Love’s new ad, meanwhile, shows former President Bill Clinton — who was never popular in Utah — supposedly leaving a voicemail for McAdams thanking him for his help when he was a White House intern, then for “moving to New York to work on Hillary’s Senate campaign.”

It adds, “Thanks for endorsing Hillary for president, and for serving on her presidential campaign committee in Utah. Ben, you are a great friend to Hillary and me. And if you win, Nancy Pelosi will be in charge. I know you’ll do a great job working for her, too.”

Both sides see the opponent’s ad as negative but not their own.

“I don’t think it’s negative,” Dave Hansen, Love’s campaign manager, said about the Clinton-McAdams ad. “Look, 35 to 50 percent of the people in this district don’t know a lot about Ben. And he’s not going to tell you about his training with the Clintons, and it’s a part of him. That’s why we did it.”

Andrew Roberts, McAdams’ campaign manager, said about the mayor’s ad, “We don’t see this as a negative. It was only a month ago that media outlets throughout the state reported that Mia Love admitted to raising $1 million in violation of campaign finance laws,” and says she is using it for deceptive ads. “That’s something Utahns ought to know.”

Both campaigns take issue with the opponents’ assertions in the new ads.

Hansen said that to say Love “raised $1 million illegally is absolutely false. The FEC has not said that she did anything wrong. It has not charged her with anything or insinuated that she did anything wrong. They have just asked some questions. … We answered.
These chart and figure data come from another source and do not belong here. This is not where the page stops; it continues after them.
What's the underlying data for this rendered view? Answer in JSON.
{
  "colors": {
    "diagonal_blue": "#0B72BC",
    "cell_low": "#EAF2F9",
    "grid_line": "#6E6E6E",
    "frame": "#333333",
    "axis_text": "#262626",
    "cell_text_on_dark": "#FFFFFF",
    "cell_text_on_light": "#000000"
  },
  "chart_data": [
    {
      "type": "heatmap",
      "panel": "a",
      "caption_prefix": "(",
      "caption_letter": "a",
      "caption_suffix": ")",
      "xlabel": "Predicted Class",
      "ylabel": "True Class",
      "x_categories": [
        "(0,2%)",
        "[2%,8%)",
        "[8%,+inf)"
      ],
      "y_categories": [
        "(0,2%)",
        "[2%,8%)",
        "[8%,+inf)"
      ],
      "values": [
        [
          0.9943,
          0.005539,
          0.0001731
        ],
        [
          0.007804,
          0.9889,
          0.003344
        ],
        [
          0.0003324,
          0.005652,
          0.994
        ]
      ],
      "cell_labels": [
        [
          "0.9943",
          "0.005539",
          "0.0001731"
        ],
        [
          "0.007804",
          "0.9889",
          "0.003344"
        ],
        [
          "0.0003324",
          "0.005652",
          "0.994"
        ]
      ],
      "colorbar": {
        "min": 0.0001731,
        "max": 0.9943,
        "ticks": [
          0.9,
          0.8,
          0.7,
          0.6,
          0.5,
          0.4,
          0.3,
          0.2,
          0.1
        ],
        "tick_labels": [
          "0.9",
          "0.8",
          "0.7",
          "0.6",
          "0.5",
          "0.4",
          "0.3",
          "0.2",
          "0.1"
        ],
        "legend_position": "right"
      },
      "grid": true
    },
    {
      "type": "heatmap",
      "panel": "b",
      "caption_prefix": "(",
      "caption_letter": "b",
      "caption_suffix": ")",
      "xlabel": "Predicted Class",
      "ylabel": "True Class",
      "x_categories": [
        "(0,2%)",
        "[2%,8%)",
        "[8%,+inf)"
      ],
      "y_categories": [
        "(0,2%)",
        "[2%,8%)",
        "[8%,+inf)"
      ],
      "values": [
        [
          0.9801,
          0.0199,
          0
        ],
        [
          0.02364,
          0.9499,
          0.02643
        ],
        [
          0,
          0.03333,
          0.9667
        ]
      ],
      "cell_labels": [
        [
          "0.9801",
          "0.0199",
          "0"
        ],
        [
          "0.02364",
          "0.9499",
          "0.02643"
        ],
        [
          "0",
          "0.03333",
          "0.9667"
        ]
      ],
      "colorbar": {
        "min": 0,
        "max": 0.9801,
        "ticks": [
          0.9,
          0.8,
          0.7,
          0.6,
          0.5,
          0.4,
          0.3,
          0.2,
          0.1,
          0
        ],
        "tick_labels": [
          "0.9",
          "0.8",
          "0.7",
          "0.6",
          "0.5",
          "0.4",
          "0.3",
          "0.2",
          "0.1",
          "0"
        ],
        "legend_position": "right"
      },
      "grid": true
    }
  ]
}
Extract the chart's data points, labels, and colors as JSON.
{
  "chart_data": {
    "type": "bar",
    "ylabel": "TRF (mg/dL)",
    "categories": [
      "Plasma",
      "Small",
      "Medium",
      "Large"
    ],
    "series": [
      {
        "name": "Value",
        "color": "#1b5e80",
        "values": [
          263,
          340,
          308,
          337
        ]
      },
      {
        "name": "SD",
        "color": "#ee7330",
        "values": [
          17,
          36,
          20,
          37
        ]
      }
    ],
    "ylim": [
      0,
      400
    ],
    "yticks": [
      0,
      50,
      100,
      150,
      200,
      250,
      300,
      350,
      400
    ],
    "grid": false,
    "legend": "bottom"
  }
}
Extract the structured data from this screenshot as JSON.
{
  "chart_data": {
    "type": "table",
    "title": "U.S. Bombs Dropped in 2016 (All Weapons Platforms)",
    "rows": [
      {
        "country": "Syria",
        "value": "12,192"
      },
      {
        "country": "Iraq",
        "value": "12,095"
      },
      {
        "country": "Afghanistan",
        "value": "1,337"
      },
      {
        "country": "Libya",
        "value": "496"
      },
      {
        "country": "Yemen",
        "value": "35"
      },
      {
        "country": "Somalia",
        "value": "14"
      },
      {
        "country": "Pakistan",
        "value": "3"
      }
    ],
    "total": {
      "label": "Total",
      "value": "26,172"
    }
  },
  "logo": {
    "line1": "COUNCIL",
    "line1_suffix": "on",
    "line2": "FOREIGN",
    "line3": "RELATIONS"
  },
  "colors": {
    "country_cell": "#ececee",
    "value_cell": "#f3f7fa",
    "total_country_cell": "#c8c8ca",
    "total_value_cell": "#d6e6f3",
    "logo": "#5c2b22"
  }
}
We have not heard back from them.”

However, a letter from the FEC told her that since she did not face a primary, “any contribution received for this election must be returned to the donors or redesignated to another election” with written permission of donors. Love agreed to do that with $370,000 raised after she clinched the GOP nomination at the party’s convention, where she faced no Republican challenger.

Hansen has also insisted McAdams has backed tax increases — even though he continually insists he lowered tax rates every year.

As The Salt Lake Tribune previously reported, lower tax rates do not necessarily equate to lower taxes. The county had to hold Truth in Taxation hearings twice during McAdams’ administration for property tax increases — once because he chose not to lower taxes after an old bond was paid off and a second time because higher assessed property values generated excess revenue even with a lower rate.

Roberts took issue with Love attacking McAdams for serving in the White House as an intern.

“She’s doing exactly what someone embroiled in scandal does. She’s misleading Utahns about a decades-old college internship in an attempt to distract about dollars she raised in violation of the law,” he said.

“This was an internship through the University of Utah’s Hinckley Institute of Politics. He was a college kid fresh off his mission to Brazil. I’m sure thousands of Utahns have had similar internships.”

McAdams also has repeatedly said he will not vote for Pelosi of California as leader of House Democrats if he is elected — and says Love assertions otherwise are deceptive.

Still, Hansen said, “I know Ben is trying to run away from Nancy Pelosi as hard as he can. But the simple fact is if he wins and the Democrats get control of Congress, Nancy Pelosi is going to be speaker. There is no way he can run away from that.”